Okay, I actually forgot about me starting this...perhaps I thought I was dreaming. I lost my father suddenly in December and been trying to come to terms with his sudden loss. Well, I am still forty and fabulous with a touch of sadness. Now one year older ;)
Dating world got smaller...I have been dating "Kyle" now for six months. He is great in so many ways. It is interesting to see men now in their 40s. Not too many years ago, I thought this decade of life to be old...balding, spare tires and wrinkles. Ha! Some are, some are not. I myself don't feel old at all save for a few physical limitations of going over a 12 foot wall (I did get over with help!) But on the other side, it is fascinating to see how they simply don't grow up either. Not saying the Kyle is immature. He has had many responsibilities thrown at him and I can see how people want to stay young and carefree. So much to learn still about themselves and what they really want. Giving Kyle some credit, he is sweet, thoughtful, caring, handy, hard working, and loves me dearly. He is also good to my Jack.

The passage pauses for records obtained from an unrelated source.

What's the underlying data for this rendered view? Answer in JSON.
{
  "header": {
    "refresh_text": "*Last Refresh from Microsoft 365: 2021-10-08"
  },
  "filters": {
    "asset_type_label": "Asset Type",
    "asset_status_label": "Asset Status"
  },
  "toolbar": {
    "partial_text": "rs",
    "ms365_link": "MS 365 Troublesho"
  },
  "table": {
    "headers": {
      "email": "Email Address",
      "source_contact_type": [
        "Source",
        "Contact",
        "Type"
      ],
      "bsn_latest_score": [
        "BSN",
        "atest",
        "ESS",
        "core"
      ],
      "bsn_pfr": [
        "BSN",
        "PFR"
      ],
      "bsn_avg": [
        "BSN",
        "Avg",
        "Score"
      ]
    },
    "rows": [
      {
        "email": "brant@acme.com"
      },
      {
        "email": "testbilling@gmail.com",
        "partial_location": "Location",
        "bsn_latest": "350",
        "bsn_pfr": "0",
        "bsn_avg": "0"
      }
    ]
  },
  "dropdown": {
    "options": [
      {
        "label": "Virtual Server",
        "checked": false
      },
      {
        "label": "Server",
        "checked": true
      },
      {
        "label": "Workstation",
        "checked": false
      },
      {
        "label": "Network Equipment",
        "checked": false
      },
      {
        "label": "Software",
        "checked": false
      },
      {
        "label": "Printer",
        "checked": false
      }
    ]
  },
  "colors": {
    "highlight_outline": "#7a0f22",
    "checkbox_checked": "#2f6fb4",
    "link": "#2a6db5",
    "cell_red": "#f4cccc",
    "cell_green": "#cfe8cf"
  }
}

The M word has not come up, nor will it from me. It will long long long long long time before I would even consider it. We have separate housing and it suits me just fine for the time being. Still so skittish of commitments where that word is a fine line between mental institution and walking down the aisle (again). Jaded. Through and through. I used to be a big old softy romantic, flowers swept me off my feet....
So I guess this blog that started out as a one woman's insight to dating in her forties, single mom has taken a turn. There is so much I have learned in all these years. There is so much I need more to learn and understand....or consider. The heart can hold gallons of love for so many. I just hope mine isn't too closed off to allow me to trust again.